You could also keep your rainy day fund in a money market account (MMA). MMAs have similar yields as HYSAs, but they're even more accessible. They often come with checks or a debit card, acting as a hybrid between savings and checking accounts. However, MMAs are typically more likely to have a higher minimum deposit requirement and may come with transaction limits.
Learn more: Check out our roundups of the best high-yield savings accounts and best money market accounts.
How to Start a Rainy Day Fund
If you don't yet have a rainy day fund to cover smaller unplanned expenses, here's how you can start one:
- Choose a target amount. Look back at your finances over the past year. How much did you spend on smaller, unplanned expenses? Tally up your spending on things like vet visits, home and car repairs or doctor appointments—anything that wasn't specifically planned for in your budget—and aim to save that amount. When in doubt, a target between $500 and $5,000 is a good starting point.
- Open an account. It's best to keep your rainy day fund separate from your emergency fund and other savings goals so there's no question about what each dollar is for. To do so, open a new HYSA or MMA for your rainy day fund. Alternatively, if your current savings account comes with subaccounts, you can designate a new subaccount for your rainy day fund.
- Automate contributions. Make regular contributions into your rainy day fund until you hit your target amount. For a fool-proof savings strategy, set up automated transfers from your checking account to your savings account. Start with whatever amount is manageable, increasing your monthly contribution when possible.Use Experian's savings calculator to see how quickly your rainy day fund can grow over time.

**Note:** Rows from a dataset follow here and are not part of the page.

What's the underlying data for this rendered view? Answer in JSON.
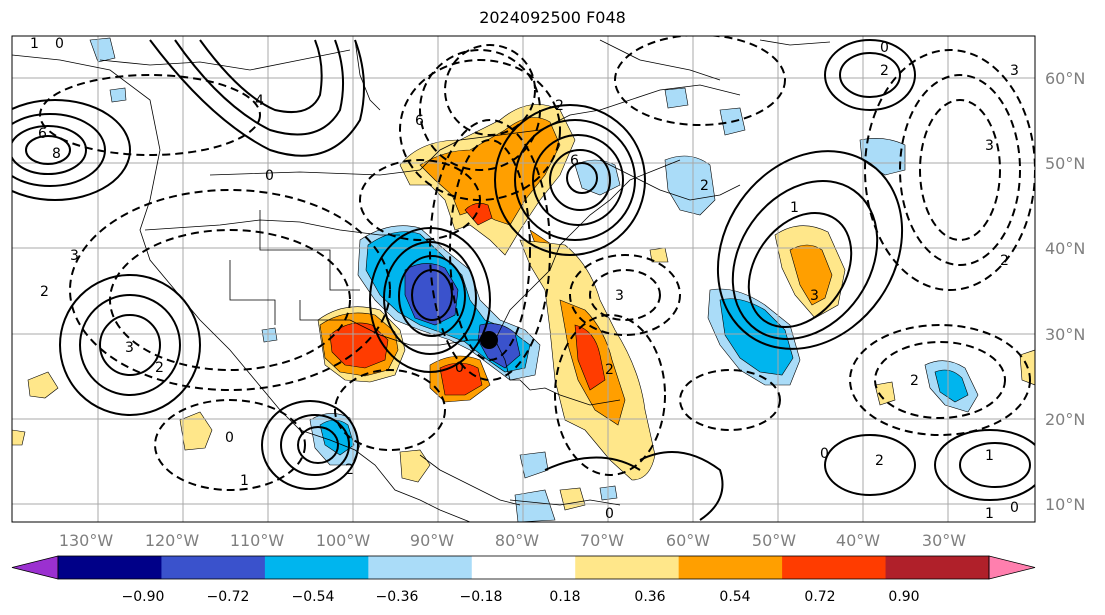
{
  "title": "2024092500 F048",
  "map": {
    "lon_labels": [
      "130°W",
      "120°W",
      "110°W",
      "100°W",
      "90°W",
      "80°W",
      "70°W",
      "60°W",
      "50°W",
      "40°W",
      "30°W"
    ],
    "lat_labels": [
      "60°N",
      "50°N",
      "40°N",
      "30°N",
      "20°N",
      "10°N"
    ],
    "contour_labels": [
      "0",
      "1",
      "2",
      "3",
      "4",
      "6",
      "8"
    ],
    "marker": "storm-center"
  },
  "colorbar": {
    "ticks": [
      "−0.90",
      "−0.72",
      "−0.54",
      "−0.36",
      "−0.18",
      "0.18",
      "0.36",
      "0.54",
      "0.72",
      "0.90"
    ],
    "colors": [
      "#9b30d0",
      "#000088",
      "#3a52cc",
      "#00b5ee",
      "#aadcf8",
      "#ffffff",
      "#ffe78a",
      "#ff9f00",
      "#ff3c00",
      "#b0202a",
      "#ff7fae"
    ]
  },
  "colors": {
    "fill_pos_light": "#ffe78a",
    "fill_pos_mid": "#ff9f00",
    "fill_pos_strong": "#ff3c00",
    "fill_neg_light": "#aadcf8",
    "fill_neg_mid": "#00b5ee",
    "fill_neg_strong": "#3a52cc",
    "axis_label": "#7f7f7f"
  }
}
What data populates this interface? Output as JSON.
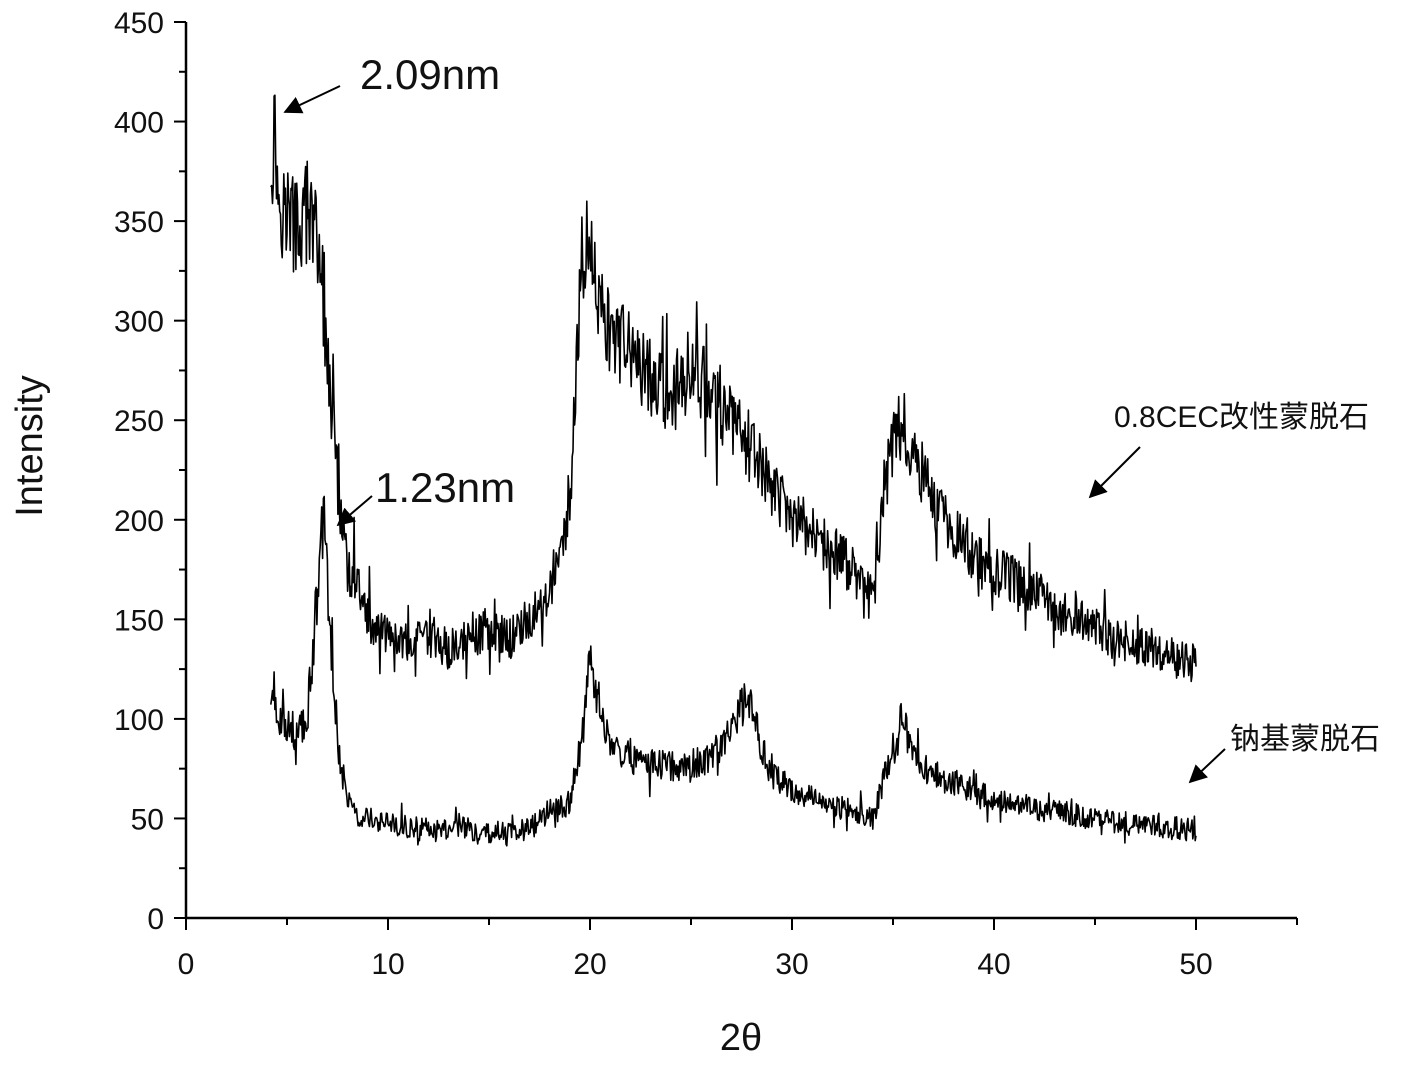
{
  "chart_data": {
    "type": "line",
    "title": "",
    "xlabel": "2θ",
    "ylabel": "Intensity",
    "xlim": [
      0,
      55
    ],
    "ylim": [
      0,
      450
    ],
    "x_ticks": [
      0,
      10,
      20,
      30,
      40,
      50
    ],
    "y_ticks": [
      0,
      50,
      100,
      150,
      200,
      250,
      300,
      350,
      400,
      450
    ],
    "grid": false,
    "line_color": "#000000",
    "series": [
      {
        "name": "0.8CEC改性蒙脱石",
        "x_range": [
          4.2,
          50
        ],
        "anchors": [
          [
            4.2,
            380
          ],
          [
            4.4,
            395
          ],
          [
            4.6,
            360
          ],
          [
            5.0,
            355
          ],
          [
            5.5,
            345
          ],
          [
            6.0,
            355
          ],
          [
            6.5,
            340
          ],
          [
            7.0,
            285
          ],
          [
            7.5,
            220
          ],
          [
            8.0,
            175
          ],
          [
            8.5,
            165
          ],
          [
            9.0,
            150
          ],
          [
            10,
            140
          ],
          [
            11,
            138
          ],
          [
            12,
            140
          ],
          [
            13,
            135
          ],
          [
            14,
            140
          ],
          [
            15,
            145
          ],
          [
            16,
            140
          ],
          [
            17,
            150
          ],
          [
            18,
            165
          ],
          [
            19,
            200
          ],
          [
            19.6,
            330
          ],
          [
            20.0,
            340
          ],
          [
            20.5,
            310
          ],
          [
            21,
            290
          ],
          [
            22,
            285
          ],
          [
            23,
            270
          ],
          [
            24,
            262
          ],
          [
            25,
            275
          ],
          [
            26,
            265
          ],
          [
            27,
            250
          ],
          [
            28,
            235
          ],
          [
            29,
            215
          ],
          [
            30,
            200
          ],
          [
            31,
            195
          ],
          [
            32,
            185
          ],
          [
            33,
            175
          ],
          [
            34,
            160
          ],
          [
            34.8,
            230
          ],
          [
            35.5,
            250
          ],
          [
            36.2,
            230
          ],
          [
            37,
            210
          ],
          [
            38,
            195
          ],
          [
            39,
            180
          ],
          [
            40,
            175
          ],
          [
            41,
            170
          ],
          [
            42,
            165
          ],
          [
            43,
            155
          ],
          [
            44,
            150
          ],
          [
            45,
            145
          ],
          [
            46,
            140
          ],
          [
            47,
            138
          ],
          [
            48,
            135
          ],
          [
            49,
            130
          ],
          [
            50,
            128
          ]
        ]
      },
      {
        "name": "钠基蒙脱石",
        "x_range": [
          4.2,
          50
        ],
        "anchors": [
          [
            4.2,
            112
          ],
          [
            4.6,
            102
          ],
          [
            5.0,
            98
          ],
          [
            5.5,
            92
          ],
          [
            6.0,
            100
          ],
          [
            6.4,
            150
          ],
          [
            6.8,
            205
          ],
          [
            7.2,
            130
          ],
          [
            7.6,
            80
          ],
          [
            8.0,
            60
          ],
          [
            8.5,
            52
          ],
          [
            9.0,
            50
          ],
          [
            10,
            47
          ],
          [
            12,
            44
          ],
          [
            14,
            45
          ],
          [
            16,
            42
          ],
          [
            17,
            45
          ],
          [
            18,
            52
          ],
          [
            19,
            58
          ],
          [
            19.6,
            90
          ],
          [
            20.0,
            130
          ],
          [
            20.5,
            105
          ],
          [
            21,
            88
          ],
          [
            22,
            80
          ],
          [
            23,
            78
          ],
          [
            24,
            76
          ],
          [
            25,
            77
          ],
          [
            26,
            80
          ],
          [
            27,
            95
          ],
          [
            27.8,
            112
          ],
          [
            28.5,
            85
          ],
          [
            29,
            72
          ],
          [
            30,
            65
          ],
          [
            31,
            60
          ],
          [
            32,
            56
          ],
          [
            33,
            55
          ],
          [
            34,
            50
          ],
          [
            35,
            85
          ],
          [
            35.6,
            95
          ],
          [
            36.3,
            78
          ],
          [
            37,
            72
          ],
          [
            38,
            68
          ],
          [
            40,
            60
          ],
          [
            42,
            55
          ],
          [
            44,
            52
          ],
          [
            46,
            48
          ],
          [
            48,
            46
          ],
          [
            50,
            44
          ]
        ]
      }
    ],
    "annotations": [
      {
        "text": "2.09nm",
        "at": [
          4.5,
          402
        ]
      },
      {
        "text": "1.23nm",
        "at": [
          7.4,
          196
        ]
      },
      {
        "text": "0.8CEC改性蒙脱石",
        "points_to": "0.8CEC改性蒙脱石"
      },
      {
        "text": "钠基蒙脱石",
        "points_to": "钠基蒙脱石"
      }
    ]
  }
}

- Refill your account as needed. As you spend down your rainy day fund, it's important to replenish it. When the balance drops below your target amount, restart those monthly contributions. Another tactic is to refill your fund in one fell swoop with a larger windfall, like a bonus.
Learn more: What Is a Savings Plan?
The Bottom Line
Aim to save between $500 and $5,000 in a rainy day fund in addition to your emergency fund. While your emergency fund is for those major life events, like losing a job or getting a divorce, your rainy day fund should cover small, unplanned expenses, like fixing your car or repairing an appliance.
A rainy day fund can be the difference between a small inconvenience and a financial catastrophe. Even though your rainy day fund is meant for small expenses, it can prevent you from using high-interest debt that can quickly get out of hand. Having a solid cushion set aside for rainy days can give you confidence that life's little surprises won't derail your financial plans.